Les yeux de la lune
Encore une nuit blanche, la vision de l’homme ensanglanté, avec son visage exhalant la souffrance ne me quittait pas. C’était donc cela la guerre, pas vraiment la lutte de gentils contre des méchants, dans chaque camp des individus abjects sévissaient, je me jurais de dénoncer ces pratiques indignes d’un être humain, plus tard, quand j’aurai droit au chapitre...
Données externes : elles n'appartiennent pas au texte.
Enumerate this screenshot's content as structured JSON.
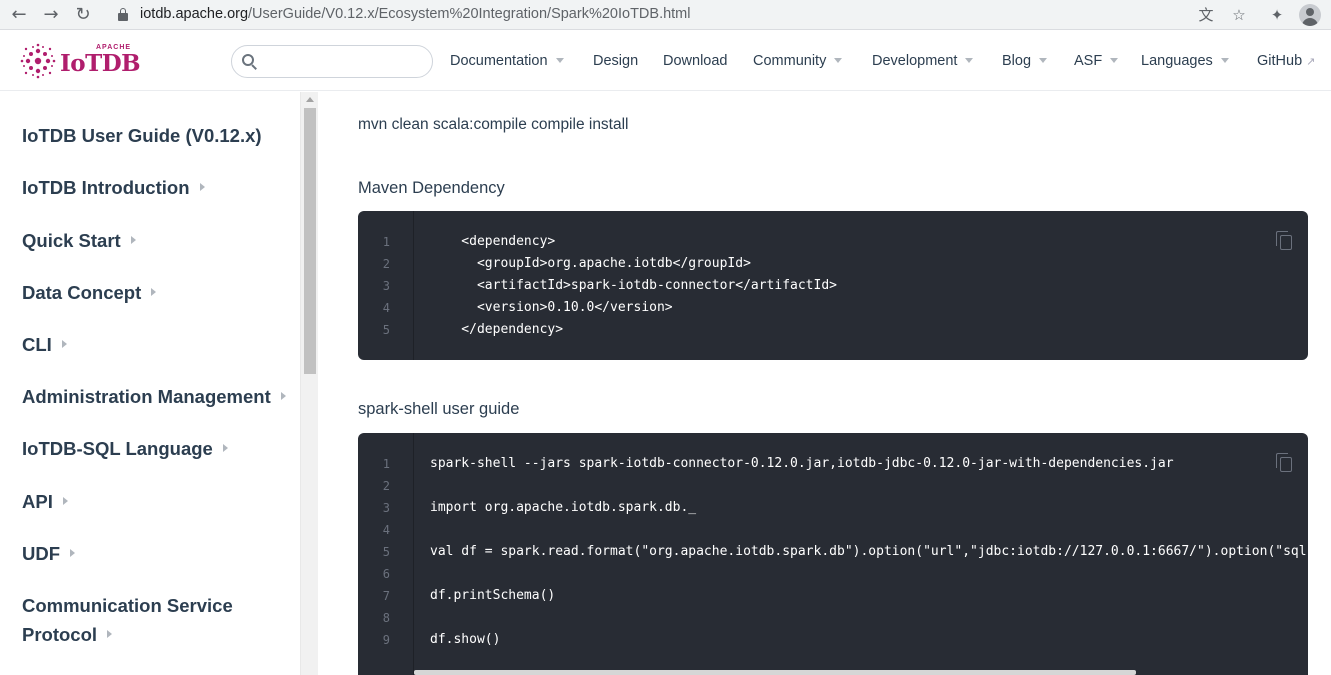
{
  "browser": {
    "url_host": "iotdb.apache.org",
    "url_path": "/UserGuide/V0.12.x/Ecosystem%20Integration/Spark%20IoTDB.html"
  },
  "header": {
    "logo_small": "APACHE",
    "logo_text": "IoTDB",
    "search": {
      "value": "",
      "placeholder": ""
    },
    "nav": [
      {
        "label": "Documentation",
        "dropdown": true
      },
      {
        "label": "Design",
        "dropdown": false
      },
      {
        "label": "Download",
        "dropdown": false
      },
      {
        "label": "Community",
        "dropdown": true
      },
      {
        "label": "Development",
        "dropdown": true
      },
      {
        "label": "Blog",
        "dropdown": true
      },
      {
        "label": "ASF",
        "dropdown": true
      },
      {
        "label": "Languages",
        "dropdown": true
      },
      {
        "label": "GitHub",
        "external": true
      }
    ]
  },
  "sidebar": {
    "items": [
      {
        "label": "IoTDB User Guide (V0.12.x)"
      },
      {
        "label": "IoTDB Introduction"
      },
      {
        "label": "Quick Start"
      },
      {
        "label": "Data Concept"
      },
      {
        "label": "CLI"
      },
      {
        "label": "Administration Management"
      },
      {
        "label": "IoTDB-SQL Language"
      },
      {
        "label": "API"
      },
      {
        "label": "UDF"
      },
      {
        "label": "Communication Service",
        "label2": "Protocol"
      }
    ]
  },
  "content": {
    "command": "mvn clean scala:compile compile install",
    "maven_title": "Maven Dependency",
    "maven_code": {
      "line_numbers": [
        "1",
        "2",
        "3",
        "4",
        "5"
      ],
      "lines": [
        "    <dependency>",
        "      <groupId>org.apache.iotdb</groupId>",
        "      <artifactId>spark-iotdb-connector</artifactId>",
        "      <version>0.10.0</version>",
        "    </dependency>"
      ]
    },
    "spark_title": "spark-shell user guide",
    "spark_code": {
      "line_numbers": [
        "1",
        "2",
        "3",
        "4",
        "5",
        "6",
        "7",
        "8",
        "9"
      ],
      "lines": [
        "spark-shell --jars spark-iotdb-connector-0.12.0.jar,iotdb-jdbc-0.12.0-jar-with-dependencies.jar",
        "",
        "import org.apache.iotdb.spark.db._",
        "",
        "val df = spark.read.format(\"org.apache.iotdb.spark.db\").option(\"url\",\"jdbc:iotdb://127.0.0.1:6667/\").option(\"sql\",\"select * from root\").load",
        "",
        "df.printSchema()",
        "",
        "df.show()"
      ]
    }
  }
}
La libération n’était pas la fin de la guerre, la peur de revoir les troupes allemandes revenir s’estompait mais l’hiver rigoureux avait rappelé à l’ordre ceux qui pensait que la vie allait être rose. Les restrictions étaient aussi sévères que sous le joug de l’occupant, le farine de blé manquait, le boulanger fabriquait du pain de maïs ou de seigle, le premier n’absorbait ni les sauces, ni le lait, le second avait un goût âcre. Le lait était toujours accessible avec des tickets, Simone se moquait bien de cette obligation et de nombreux clients venaient à la ferme matin et soir. Je m’arrangeais pour être présent quand l’épouse du chef de gare venait, je poussais la galanterie jusqu’à lui ouvrir la porte de l’étable, plusieurs fois la maladroite s’était coincé les doigts.
- Merci...Christophe, le savoir-vivre a résisté à cette maudite guerre.
Je ne me contentais pas de son sourire, je la suivais des yeux, certain qu’elle ondulait du croupion rien que pour moi. Chaque jour, je jurais d’aller plus loin mais mes belles résolutions tombaient à l’eau. Edouard n’était pas encourageant.
- La chanson qui dit que le chef de gare est cocu ne s’applique à celui de Brécourt, la belle n’a jamais failli.
- Pourquoi, tu as tenté ta chance ?
Mon oncle ne répondait pas, mais lui aussi s’arrangeait pour être dans les parages quand la dame entrait dans la cour, je le soupçonnais d’avoir déversé et épandu plusieurs brouettes de sable le long de la grange, afin que la jolie femme ne salisse pas ses souliers.